Hyperbolic function identity proof? On a question i am working thru it says:
Obtain the formula:$$ \sinh 2x - \sinh 2y = 2\cosh(x+y)\sinh(x-y)
$$and prove that
$$\coshθ + \cosh2θ +...+\cosh nθ =\cosh(0.5(n+1)θ)\sinh(0.5nθ)\text{csch}(0.5θ).$$
I am fine with the first part but am really stuck on the second. I have tried using geometric series but this does not seem to work. I presume i have to use the prevous part of the question but can not see how. Could some one give me some ideas/hints thanks?  

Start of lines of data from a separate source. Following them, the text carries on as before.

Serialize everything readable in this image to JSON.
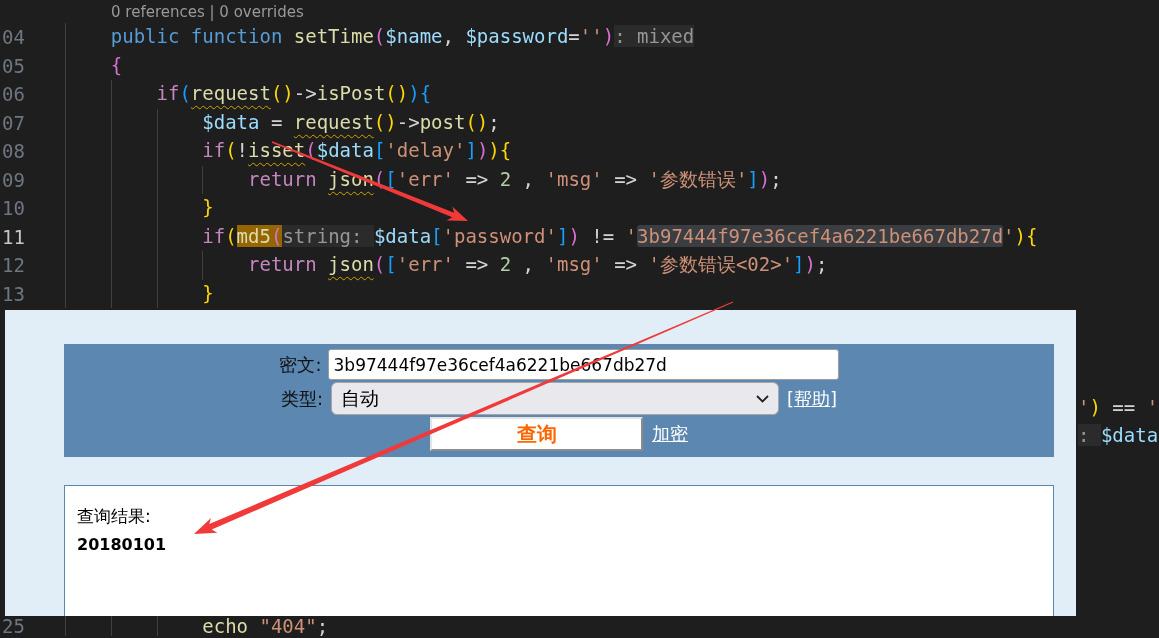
{
  "editor": {
    "code_lens": "0 references | 0 overrides",
    "lines": [
      {
        "number": "04",
        "current": false,
        "tokens": [
          {
            "kind": "keyword",
            "text": "public function "
          },
          {
            "kind": "function",
            "text": "setTime"
          },
          {
            "kind": "bracket_orchid",
            "text": "("
          },
          {
            "kind": "variable",
            "text": "$name"
          },
          {
            "kind": "plain",
            "text": ", "
          },
          {
            "kind": "variable",
            "text": "$password"
          },
          {
            "kind": "plain",
            "text": "="
          },
          {
            "kind": "string",
            "text": "''"
          },
          {
            "kind": "bracket_orchid",
            "text": ")"
          },
          {
            "kind": "hint",
            "text": ": mixed"
          }
        ]
      },
      {
        "number": "05",
        "current": false,
        "tokens": [
          {
            "kind": "bracket_orchid",
            "text": "{"
          }
        ],
        "children": [
          {
            "number": "06",
            "current": false,
            "tokens": [
              {
                "kind": "control",
                "text": "if"
              },
              {
                "kind": "bracket_blue",
                "text": "("
              },
              {
                "kind": "function_flagged",
                "text": "request"
              },
              {
                "kind": "bracket_gold",
                "text": "()"
              },
              {
                "kind": "plain",
                "text": "->"
              },
              {
                "kind": "function",
                "text": "isPost"
              },
              {
                "kind": "bracket_gold",
                "text": "()"
              },
              {
                "kind": "bracket_blue",
                "text": "){"
              }
            ],
            "children": [
              {
                "number": "07",
                "current": false,
                "tokens": [
                  {
                    "kind": "variable",
                    "text": "$data"
                  },
                  {
                    "kind": "plain",
                    "text": " = "
                  },
                  {
                    "kind": "function_flagged",
                    "text": "request"
                  },
                  {
                    "kind": "bracket_gold",
                    "text": "()"
                  },
                  {
                    "kind": "plain",
                    "text": "->"
                  },
                  {
                    "kind": "function",
                    "text": "post"
                  },
                  {
                    "kind": "bracket_gold",
                    "text": "()"
                  },
                  {
                    "kind": "plain",
                    "text": ";"
                  }
                ]
              },
              {
                "number": "08",
                "current": false,
                "tokens": [
                  {
                    "kind": "control",
                    "text": "if"
                  },
                  {
                    "kind": "bracket_gold",
                    "text": "("
                  },
                  {
                    "kind": "plain",
                    "text": "!"
                  },
                  {
                    "kind": "function_flagged",
                    "text": "isset"
                  },
                  {
                    "kind": "bracket_orchid",
                    "text": "("
                  },
                  {
                    "kind": "variable",
                    "text": "$data"
                  },
                  {
                    "kind": "bracket_blue",
                    "text": "["
                  },
                  {
                    "kind": "string",
                    "text": "'delay'"
                  },
                  {
                    "kind": "bracket_blue",
                    "text": "]"
                  },
                  {
                    "kind": "bracket_orchid",
                    "text": ")"
                  },
                  {
                    "kind": "bracket_gold",
                    "text": "){"
                  }
                ],
                "children": [
                  {
                    "number": "09",
                    "current": false,
                    "tokens": [
                      {
                        "kind": "control",
                        "text": "return "
                      },
                      {
                        "kind": "function_flagged",
                        "text": "json"
                      },
                      {
                        "kind": "bracket_orchid",
                        "text": "("
                      },
                      {
                        "kind": "bracket_blue",
                        "text": "["
                      },
                      {
                        "kind": "string",
                        "text": "'err'"
                      },
                      {
                        "kind": "plain",
                        "text": " => "
                      },
                      {
                        "kind": "number",
                        "text": "2"
                      },
                      {
                        "kind": "plain",
                        "text": " , "
                      },
                      {
                        "kind": "string",
                        "text": "'msg'"
                      },
                      {
                        "kind": "plain",
                        "text": " => "
                      },
                      {
                        "kind": "string",
                        "text": "'参数错误'"
                      },
                      {
                        "kind": "bracket_blue",
                        "text": "]"
                      },
                      {
                        "kind": "bracket_orchid",
                        "text": ")"
                      },
                      {
                        "kind": "plain",
                        "text": ";"
                      }
                    ]
                  }
                ]
              },
              {
                "number": "10",
                "current": false,
                "tokens": [
                  {
                    "kind": "bracket_gold",
                    "text": "}"
                  }
                ]
              },
              {
                "number": "11",
                "current": true,
                "tokens": [
                  {
                    "kind": "control",
                    "text": "if"
                  },
                  {
                    "kind": "bracket_gold",
                    "text": "("
                  },
                  {
                    "kind": "function_current",
                    "text": "md5"
                  },
                  {
                    "kind": "bracket_current",
                    "text": "("
                  },
                  {
                    "kind": "hint",
                    "text": "string: "
                  },
                  {
                    "kind": "variable",
                    "text": "$data"
                  },
                  {
                    "kind": "bracket_blue",
                    "text": "["
                  },
                  {
                    "kind": "string",
                    "text": "'password'"
                  },
                  {
                    "kind": "bracket_blue",
                    "text": "]"
                  },
                  {
                    "kind": "bracket_orchid",
                    "text": ")"
                  },
                  {
                    "kind": "plain",
                    "text": " != "
                  },
                  {
                    "kind": "string",
                    "text": "'"
                  },
                  {
                    "kind": "string_match",
                    "text": "3b97444f97e36cef4a6221be667db27d"
                  },
                  {
                    "kind": "string",
                    "text": "'"
                  },
                  {
                    "kind": "bracket_gold",
                    "text": "){"
                  }
                ],
                "children": [
                  {
                    "number": "12",
                    "current": false,
                    "tokens": [
                      {
                        "kind": "control",
                        "text": "return "
                      },
                      {
                        "kind": "function_flagged",
                        "text": "json"
                      },
                      {
                        "kind": "bracket_orchid",
                        "text": "("
                      },
                      {
                        "kind": "bracket_blue",
                        "text": "["
                      },
                      {
                        "kind": "string",
                        "text": "'err'"
                      },
                      {
                        "kind": "plain",
                        "text": " => "
                      },
                      {
                        "kind": "number",
                        "text": "2"
                      },
                      {
                        "kind": "plain",
                        "text": " , "
                      },
                      {
                        "kind": "string",
                        "text": "'msg'"
                      },
                      {
                        "kind": "plain",
                        "text": " => "
                      },
                      {
                        "kind": "string",
                        "text": "'参数错误<02>'"
                      },
                      {
                        "kind": "bracket_blue",
                        "text": "]"
                      },
                      {
                        "kind": "bracket_orchid",
                        "text": ")"
                      },
                      {
                        "kind": "plain",
                        "text": ";"
                      }
                    ]
                  }
                ]
              },
              {
                "number": "13",
                "current": false,
                "tokens": [
                  {
                    "kind": "bracket_gold",
                    "text": "}"
                  }
                ]
              }
            ]
          }
        ]
      }
    ],
    "side_fragments": [
      {
        "tokens": [
          {
            "kind": "string",
            "text": "'"
          },
          {
            "kind": "bracket_gold",
            "text": ")"
          },
          {
            "kind": "plain",
            "text": " == "
          },
          {
            "kind": "string",
            "text": "'"
          }
        ]
      },
      {
        "tokens": [
          {
            "kind": "hint",
            "text": ": "
          },
          {
            "kind": "variable",
            "text": "$data"
          }
        ]
      }
    ],
    "bottom_line": {
      "number": "25",
      "current": false,
      "tokens": [
        {
          "kind": "function",
          "text": "echo "
        },
        {
          "kind": "string",
          "text": "\"404\""
        },
        {
          "kind": "plain",
          "text": ";"
        }
      ]
    }
  },
  "overlay": {
    "ciphertext": {
      "label": "密文:",
      "value": "3b97444f97e36cef4a6221be667db27d"
    },
    "type": {
      "label": "类型:",
      "value": "自动"
    },
    "help_link": "[帮助]",
    "query_button": "查询",
    "encrypt_link": "加密",
    "result": {
      "heading": "查询结果:",
      "value": "20180101"
    }
  }
}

 A: You are correct in thinking that geometric progression is the way to go. I do not think it is necessary to use the first part of the question.
Expressing the $\cosh$ function in terms of its constituent exponentials, we have two geometric series to consider
$$\sum_{k=1}^n\cosh k\theta=\frac{1}{2}\left(\sum_{k=1}^ne^{k\theta}+\sum_{k=1}^ne^{-k\theta}\right)\\=\frac{1}{2}\left(e^\theta\frac{1-e^{n\theta}}{1-e^\theta}+e^{-\theta}\frac{1-e^{-n\theta}}{1-e^{-\theta}}\right)\\=\frac{1}{2}\left(e^\theta\frac{e^{n\theta/2}\color{blue}{(e^{-n\theta/2}-e^{n\theta/2})}}{e^{\theta/2}\color{blue}{(e^{-\theta/2}-e^{\theta/2})}}+e^{-\theta}\frac{e^{-n\theta/2}\color{blue}{(e^{n\theta/2}-e^{-n\theta/2})}}{e^{\theta/2}\color{blue}{(e^{\theta/2}-e^{-\theta/2})}}\right)$$
The fraction highlighted in blue is simply $\sinh(n\theta/2)\text{cosech}(\theta/2)$ which we can factorise out, leading to
$$\sum_{k=1}^n\cosh k\theta=\sinh(n\theta/2)\text{cosech}(\theta/2)\frac{1}{2}(e^{(n+1)\theta/2}+e^{-(n+1)\theta/2})$$ 
Can you take it from here?
A: If you want to use the first part of the problem to prove the second, you can do so by using telescoping series.
Let
$$S=\cosh \theta+\cosh 2\theta+\cdots +\cosh n\theta$$
Multiply both the sides with $2\sinh\theta$ and then use the following:
$2\cosh \theta \sinh \theta=\sinh(2\theta)$
$2\cosh 2\theta \sinh \theta=\sinh 3\theta-\sinh \theta$
$2\cosh 3\theta \sinh \theta=\sinh 4\theta-\sinh 2\theta$
$2\cosh 4\theta \sinh \theta=\sinh 5\theta-\sinh 3\theta$
$\vdots$
$2\cosh (n-1)\theta \sinh \theta=\sinh n\theta-\sinh (n-2)\theta$
$2\cosh n\theta \sinh \theta=\sinh (n+1)\theta-\sinh (n-1)\theta$
Hence,
$$2S\sinh\theta=\sinh(n+1)\theta+\sinh(n\theta)-\sinh\theta$$
$$=2\cosh\left(\frac{n+1}{2}\theta\right)\sinh\left(\frac{n+1}{2}\theta\right)+2\cosh\left(\frac{n+1}{2}\theta\right)\sinh\left(\frac{n-1}{2}\theta\right)$$
$$=2\cosh\left(\frac{n+1}{2}\theta\right)\left(\sinh\left(\frac{n+1}{2}\theta\right)+\sinh\left(\frac{n-1}{2}\theta\right)\right)$$
$$=4\cosh\left(\frac{n+1}{2}\theta\right)\sinh\left(\frac{n\theta}{2}\right)\cosh\left(\frac{\theta}{2}\right)$$
$$\Rightarrow S\sinh\left(\frac{\theta}{2}\right)=\cosh\left(\frac{n+1}{2}\theta\right)\sinh\left(\frac{n\theta}{2}\right)$$
$$\Rightarrow \boxed{S=\cosh\left(\dfrac{n+1}{2}\theta\right)\sinh\left(\dfrac{n\theta}{2}\right)\text{csch}\left(\dfrac{\theta}{2}\right)}$$